Saturday, April 7, 2012

Let’s Review a Movie: 101 Dalmatians (1961)

It’s time to look at what was my favourite Disney movie for the early part of my childhood.  It was later usurped by a movie from the Disney Renaissance, but that’s for another time. 

Honestly I love this film.  I think everybody about it works.  The opening credits alone are incredible.  The way the spots were used to show the actor's names in time to the music, and then used to make musical notes.  The use of the Pongo’s face and the run cycle to show off the names of the animators; the use of line drawings and colouring to show the names of the background artists and colourers is just ingenious; I love to just watch the credits without even watching the actually film they’re great all by themselves.  It’s easy to see that everybody was really putting their all into this picture and why, because it was breaking so much new ground at the time for the studio.
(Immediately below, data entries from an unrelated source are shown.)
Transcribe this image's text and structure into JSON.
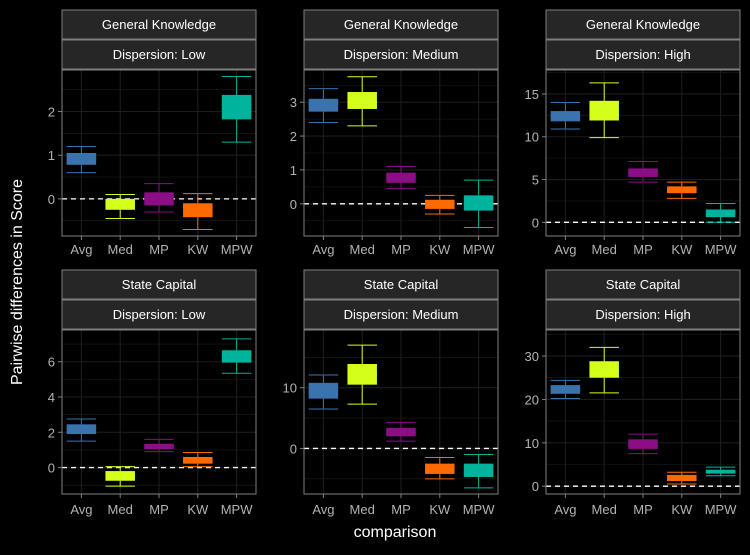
{
  "figure": {
    "ylabel": "Pairwise differences in Score",
    "xlabel": "comparison"
  },
  "colors": {
    "background": "#000000",
    "panel_border": "#7f7f7f",
    "strip_fill": "#262626",
    "strip_text": "#ffffff",
    "grid": "#1c1c1c",
    "tick_text": "#b3b3b3",
    "axis_title": "#ffffff",
    "zero_line": "#ffffff",
    "Avg": "#3a73ad",
    "Med": "#d4ff1a",
    "MP": "#8c0e86",
    "KW": "#ff6a00",
    "MPW": "#00b39c"
  },
  "chart_data": [
    {
      "type": "boxplot",
      "strip_top": "General Knowledge",
      "strip_bottom": "Dispersion: Low",
      "categories": [
        "Avg",
        "Med",
        "MP",
        "KW",
        "MPW"
      ],
      "ylim": [
        -0.85,
        2.95
      ],
      "yticks": [
        0,
        1,
        2
      ],
      "boxes": [
        {
          "min": 0.6,
          "q1": 0.78,
          "median": 0.93,
          "q3": 1.05,
          "max": 1.2
        },
        {
          "min": -0.45,
          "q1": -0.25,
          "median": -0.1,
          "q3": 0.0,
          "max": 0.1
        },
        {
          "min": -0.3,
          "q1": -0.15,
          "median": 0.05,
          "q3": 0.15,
          "max": 0.35
        },
        {
          "min": -0.7,
          "q1": -0.42,
          "median": -0.2,
          "q3": -0.1,
          "max": 0.12
        },
        {
          "min": 1.3,
          "q1": 1.82,
          "median": 2.15,
          "q3": 2.38,
          "max": 2.8
        }
      ]
    },
    {
      "type": "boxplot",
      "strip_top": "General Knowledge",
      "strip_bottom": "Dispersion: Medium",
      "categories": [
        "Avg",
        "Med",
        "MP",
        "KW",
        "MPW"
      ],
      "ylim": [
        -0.95,
        3.95
      ],
      "yticks": [
        0,
        1,
        2,
        3
      ],
      "boxes": [
        {
          "min": 2.4,
          "q1": 2.72,
          "median": 2.95,
          "q3": 3.1,
          "max": 3.4
        },
        {
          "min": 2.3,
          "q1": 2.8,
          "median": 3.0,
          "q3": 3.3,
          "max": 3.75
        },
        {
          "min": 0.45,
          "q1": 0.62,
          "median": 0.8,
          "q3": 0.92,
          "max": 1.1
        },
        {
          "min": -0.3,
          "q1": -0.15,
          "median": 0.0,
          "q3": 0.12,
          "max": 0.25
        },
        {
          "min": -0.7,
          "q1": -0.2,
          "median": 0.0,
          "q3": 0.25,
          "max": 0.7
        }
      ]
    },
    {
      "type": "boxplot",
      "strip_top": "General Knowledge",
      "strip_bottom": "Dispersion: High",
      "categories": [
        "Avg",
        "Med",
        "MP",
        "KW",
        "MPW"
      ],
      "ylim": [
        -1.6,
        17.8
      ],
      "yticks": [
        0,
        5,
        10,
        15
      ],
      "boxes": [
        {
          "min": 10.9,
          "q1": 11.8,
          "median": 12.3,
          "q3": 13.0,
          "max": 14.0
        },
        {
          "min": 9.9,
          "q1": 11.9,
          "median": 12.5,
          "q3": 14.2,
          "max": 16.3
        },
        {
          "min": 4.7,
          "q1": 5.3,
          "median": 5.8,
          "q3": 6.3,
          "max": 7.1
        },
        {
          "min": 2.8,
          "q1": 3.4,
          "median": 3.8,
          "q3": 4.2,
          "max": 4.7
        },
        {
          "min": 0.0,
          "q1": 0.6,
          "median": 1.1,
          "q3": 1.5,
          "max": 2.2
        }
      ]
    },
    {
      "type": "boxplot",
      "strip_top": "State Capital",
      "strip_bottom": "Dispersion: Low",
      "categories": [
        "Avg",
        "Med",
        "MP",
        "KW",
        "MPW"
      ],
      "ylim": [
        -1.5,
        7.8
      ],
      "yticks": [
        0,
        2,
        4,
        6
      ],
      "boxes": [
        {
          "min": 1.5,
          "q1": 1.9,
          "median": 2.2,
          "q3": 2.45,
          "max": 2.75
        },
        {
          "min": -1.05,
          "q1": -0.75,
          "median": -0.45,
          "q3": -0.2,
          "max": 0.05
        },
        {
          "min": 0.9,
          "q1": 1.05,
          "median": 1.2,
          "q3": 1.35,
          "max": 1.6
        },
        {
          "min": 0.05,
          "q1": 0.22,
          "median": 0.38,
          "q3": 0.6,
          "max": 0.85
        },
        {
          "min": 5.35,
          "q1": 5.95,
          "median": 6.3,
          "q3": 6.65,
          "max": 7.3
        }
      ]
    },
    {
      "type": "boxplot",
      "strip_top": "State Capital",
      "strip_bottom": "Dispersion: Medium",
      "categories": [
        "Avg",
        "Med",
        "MP",
        "KW",
        "MPW"
      ],
      "ylim": [
        -7.5,
        19.5
      ],
      "yticks": [
        0,
        10
      ],
      "boxes": [
        {
          "min": 6.5,
          "q1": 8.2,
          "median": 9.5,
          "q3": 10.8,
          "max": 12.1
        },
        {
          "min": 7.3,
          "q1": 10.5,
          "median": 12.2,
          "q3": 13.9,
          "max": 17.0
        },
        {
          "min": 1.2,
          "q1": 2.0,
          "median": 2.6,
          "q3": 3.4,
          "max": 4.3
        },
        {
          "min": -5.0,
          "q1": -4.2,
          "median": -3.3,
          "q3": -2.5,
          "max": -1.5
        },
        {
          "min": -6.5,
          "q1": -4.7,
          "median": -3.5,
          "q3": -2.5,
          "max": -1.0
        }
      ]
    },
    {
      "type": "boxplot",
      "strip_top": "State Capital",
      "strip_bottom": "Dispersion: High",
      "categories": [
        "Avg",
        "Med",
        "MP",
        "KW",
        "MPW"
      ],
      "ylim": [
        -1.8,
        36.0
      ],
      "yticks": [
        0,
        10,
        20,
        30
      ],
      "boxes": [
        {
          "min": 20.2,
          "q1": 21.3,
          "median": 22.2,
          "q3": 23.3,
          "max": 24.4
        },
        {
          "min": 21.5,
          "q1": 25.0,
          "median": 27.0,
          "q3": 28.8,
          "max": 32.0
        },
        {
          "min": 7.5,
          "q1": 8.6,
          "median": 9.6,
          "q3": 10.8,
          "max": 12.0
        },
        {
          "min": 0.5,
          "q1": 1.2,
          "median": 1.8,
          "q3": 2.6,
          "max": 3.2
        },
        {
          "min": 2.4,
          "q1": 2.9,
          "median": 3.3,
          "q3": 3.8,
          "max": 4.4
        }
      ]
    }
  ]
}
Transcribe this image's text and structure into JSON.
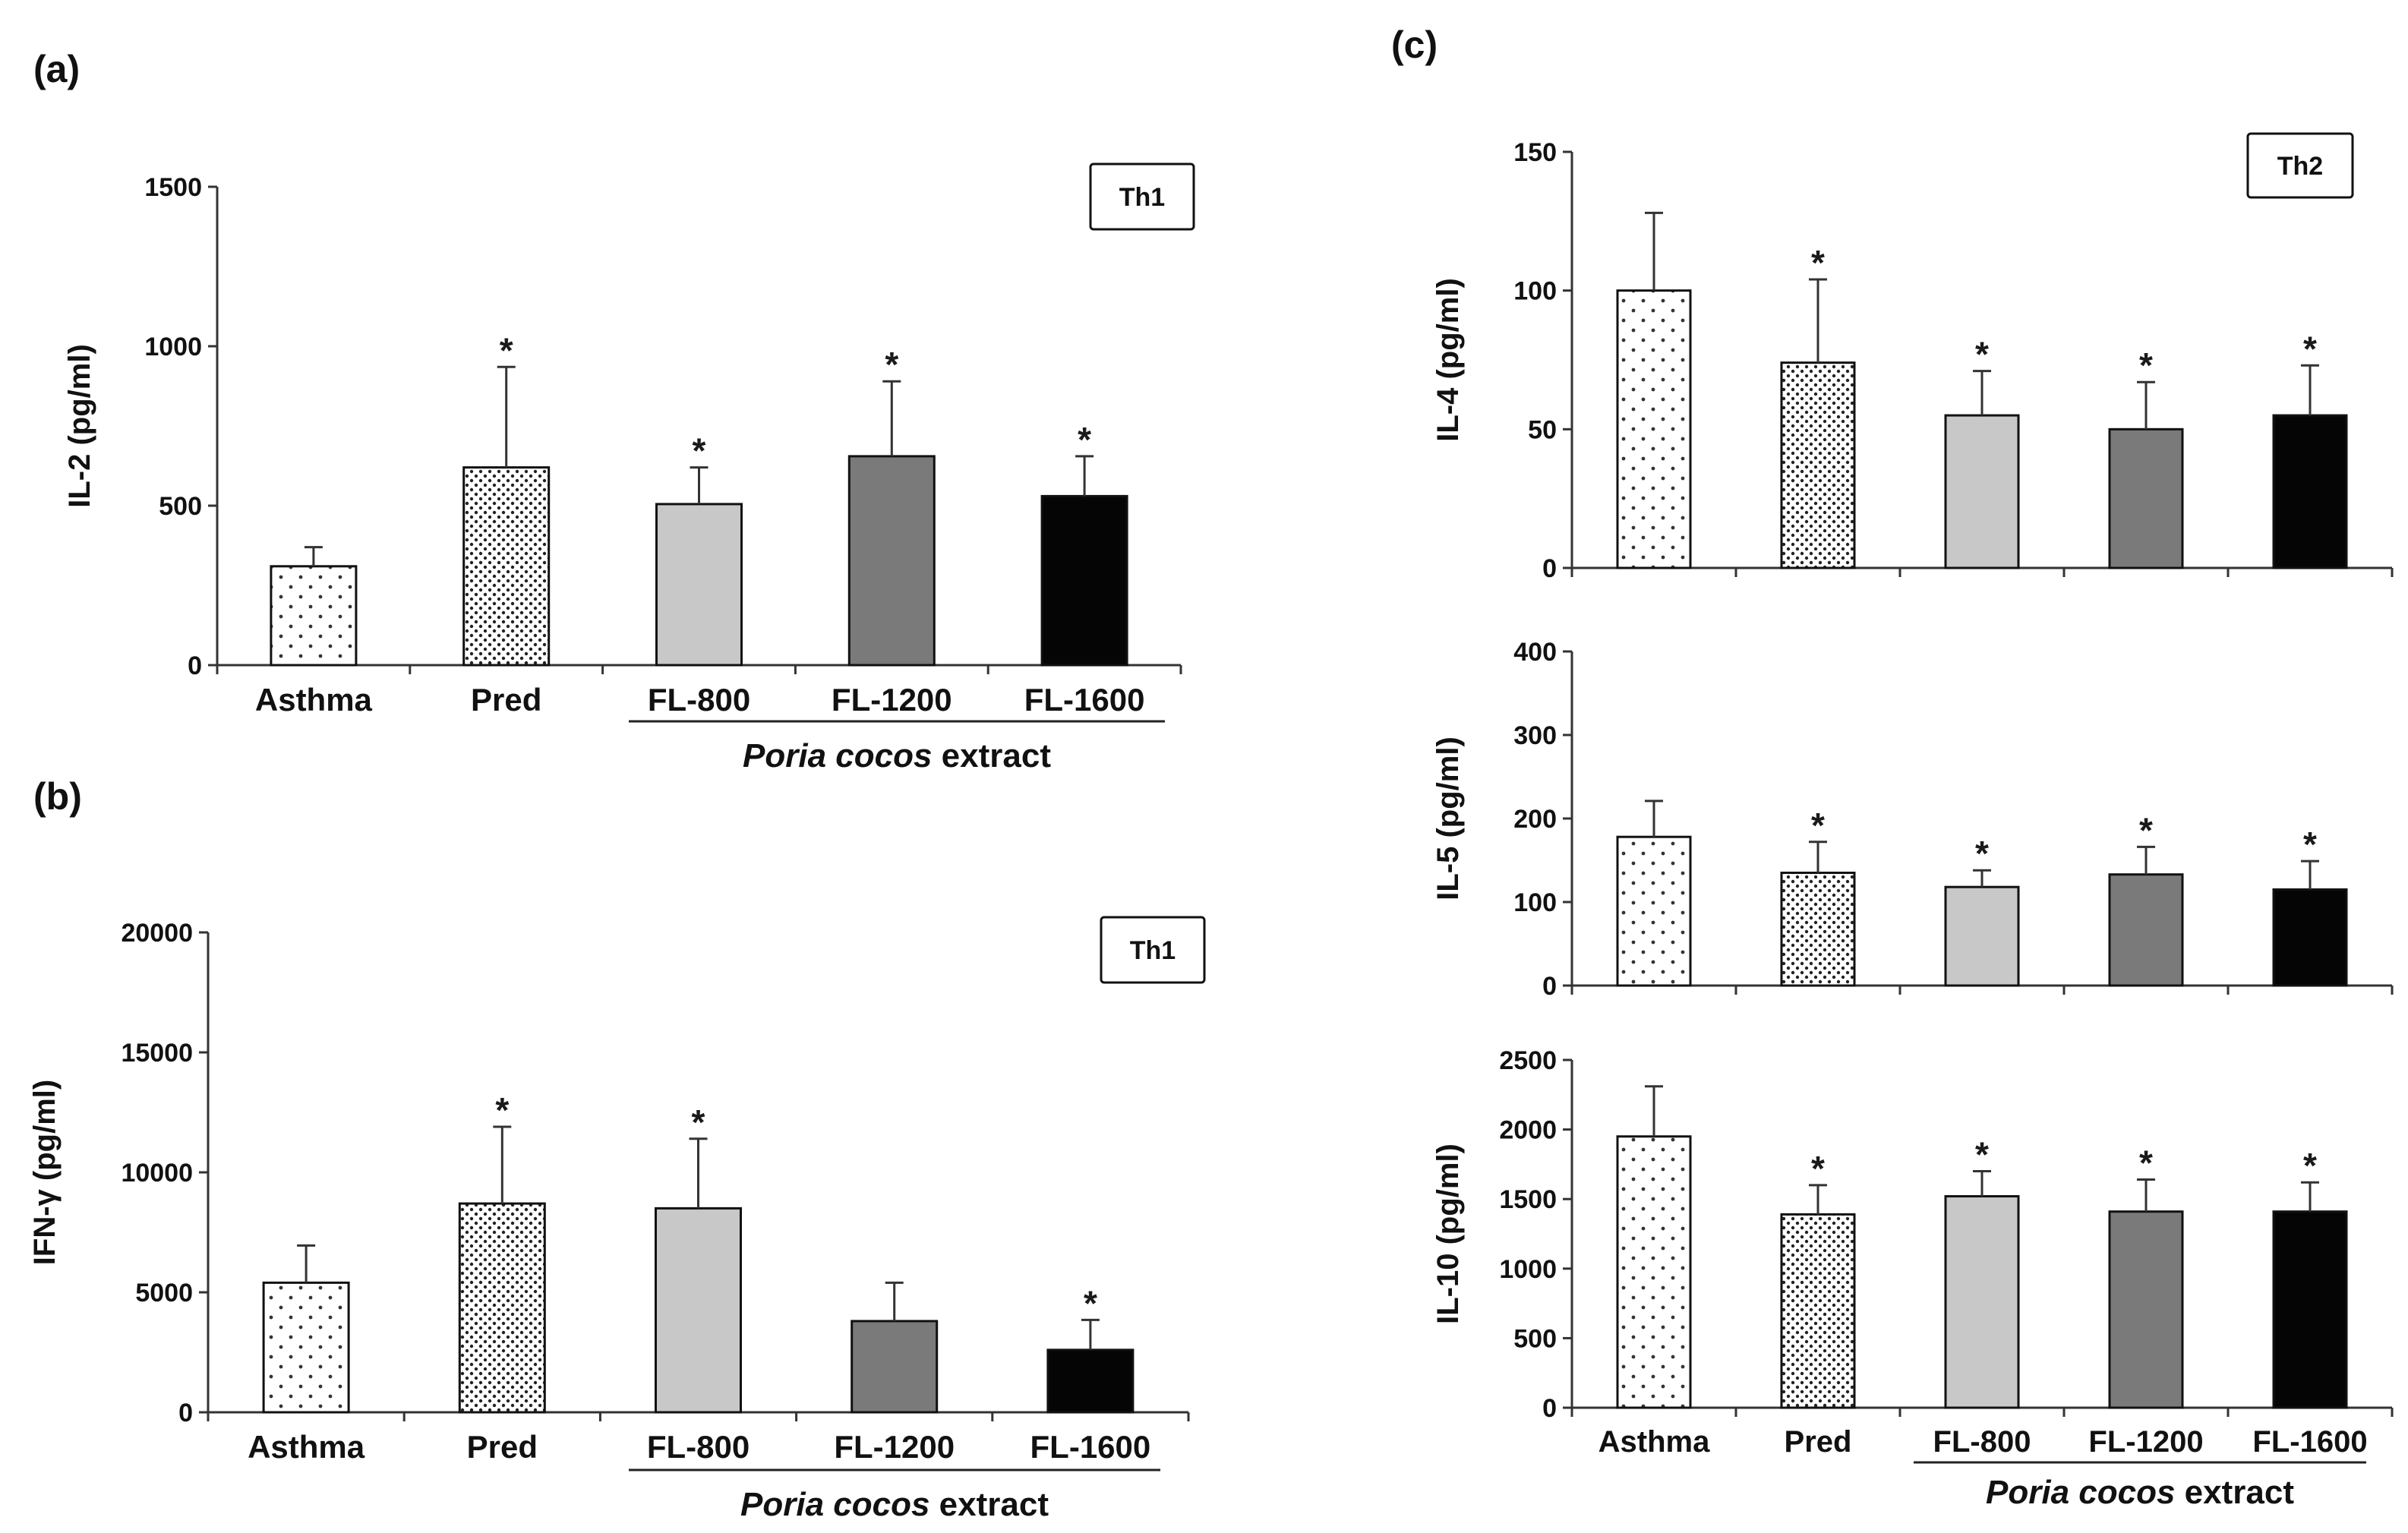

 First this was the test vehicle, in feature films, of the Xerox process which would give the studio its new animation look for the next thirty years.  Xerox does lack the subtlety of the ink line, which I personally think even the computer hasn’t quite managed to recapture yet, but that certainly doesn’t make it a bad look.  It gives the animation a looser more fluid feel, because it’s not being passed through others to trace over to create the cel before being painted in.  It also works really well here because they worked to blend the backgrounds and the character designs properly, and the fact that the Dalmatians are black and white only aids this choice.  Also having a lot of night time city backgrounds given the time period in which it’s set really makes this new look work.   

Not only is the look different for Disney the subject matter is too.  The film is, as many describe it, contemporary.  It doesn’t take place once upon a time in a kingdom far, far away.  It takes place in, what was then, present day London where people drive cars, smoke, and watch TV.   The TV itself also has period shows like What’s My Crime?  A parody of the then popular game show What’s My Line?  The romance, that is so often the entire plot of Disney movies, is over in the first ten minutes and we get to see life after the courtship and wedding and that’s really refreshing.  Anita and Roger act like a young couple.  They flirt and fight, but they are still strong for each other.  Pongo and Perdita are good together and they work together as a unit to get the puppies home which is great.  Another big change is that the film is not a musical in any sense, though music is a key element to the film, but there are only two songs with words in them and they aren't there to advance the plot, just to provide character insight in the case of the better known one 'Cruella De Vil', though I think they are both good.  But I have always wondered, couldn’t Cruella sue Roger for slander because the song he wrote is clearly about her?  

Speaking of Cruella De Vil she herself is a great villain.  Her animation is a wonderful final performance by Marc Davis before he moved on to work on projects for Disneyland. I love that her hair matches the black and white of the Dalmatian fur, I love how she is actually skinny but her fur coat is so big and overwhelming.  I love that she tries to be this sophisticated lady and yet she’s sticking her cigarette out in cupcakes, yelling at Jasper and Horace, and in the car chase at the end all the venire is lifted away and she is revealed for the monster that she is.  Also I think we also have a first in Disneydom for her.  She’s been a rotten person throughout the entire movie, as is proper of Disney villains.  Then she gets into a car accident that should have killed her and yet she is clearly shown not to have died in it or been arrested afterwards.

The rest of the cast of characters is fun and diverse.  Pongo and Perdita are proactive and protective of their children; and they don’t turn into totally killjoys when they become parents either.  The puppies even have some different personalities in the pack like Patch and Rolly.  Sargent Tibbs is great as the cat willing to do everything for duty, and good at thinking on his feet too when he’s trying to help the puppies escape.  Jasper and Horace are fun as comedic relief henchmen.  Them making fun of Nanny as they come to steal the puppies never fails to make me laugh.  I love them just lounging around as they have to watch over the puppies, and them getting flung through the barn wall by the captain.  The only problem I have with them, and the movie as a whole, is Horace’s action of steering their truck off the road in the final chase scene so they hit Cruella’s car instead of the moving truck.  I didn’t get it as a kid and I still don’t get it now.  Why did he do that?  Was he scared that they wouldn’t survive hitting the truck?  Was he having a change of heart about killing the dogs?  Oh well in the grand scheme of things that is a very minor complaint in what I believe to be an excellent contribution to cinema.    

This film is nearly a flawless masterwork I think. It’s wonderful in showing off a new animation technique and making it look very sleek and professional.  It has a good mix of characters, a great villain, and a nice change of venue for the usual Disney setting of storytelling. I enjoy the music and I think the plot is engaging.  It’s beautifully made film from its characters to its credits and it still hangs on well to second place on my Disney favourites list.